DIRECTOR: GRIGORY KOZINSTEV, LEONID TRABERG “ALONE is based on the true story of a young woman graduate of Leningrad's teacher-training institute who accepts a job in far-off Siberia but then almost dies when her sleigh driver abandons her on a vast snow-covered plain. Almost shelved after being attacked by some critics for its supposed "individualism," the film was later given an award by a workers' committee (for being "lifelike") and went on to be a great popular success. One of the first Soviet sound films, ALONE is a powerful example of an innovative use of sound that relied heavily on counterpoint and nonsynchronized sounds. In the central role, Elena Kuzmina gives a steely powerful performance.”—Film Society of Lincoln Center. (80 mins.)


APRIL 19 mon 7 pm
GUILD THEATRE
IN THAT LAND
USSR 1997

DIRECTOR: LIDIYA BOBROVAL "Through a study of its rural citizens, Bobrova's IN THAT LAND chronicles the changes under way in the new Russia, recording stark but politically and socially evocative moments in their hidden lives (the film's) episodic narrative traces the rituals and relationships that bond this community in comic but never caricatured fashion.

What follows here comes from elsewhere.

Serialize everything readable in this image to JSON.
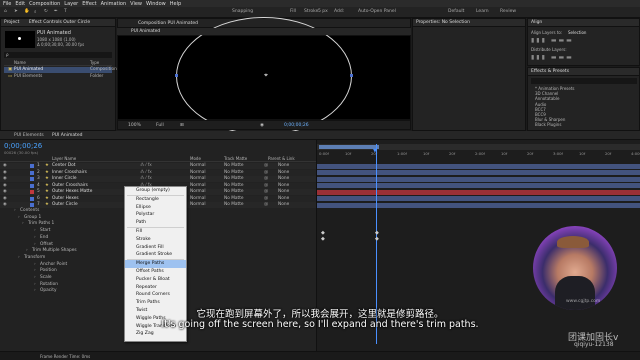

A quiet shepherd, Skuridin, is besieged by an abusive wife and mother-in-law, confiding his despair to his horses and cows Chapurin, the town's work leader, embarks on a relentless campaign to curb the locals' penchant for drinking large quantities of vodka—even resorting to poisoning the stuff . . .Distraught over the lack of available men for her daughter, one mother begins corresponding with a prison inmate, but when he's released and comes calling, he turns out to be little more than an urban thug. IN THAT LAND employs perfectly composed images of great beauty to deliver an insightful glimpse into one community's timeless stoicism in the face of political upheaval."—Toronto Film Festival. (90 mins.)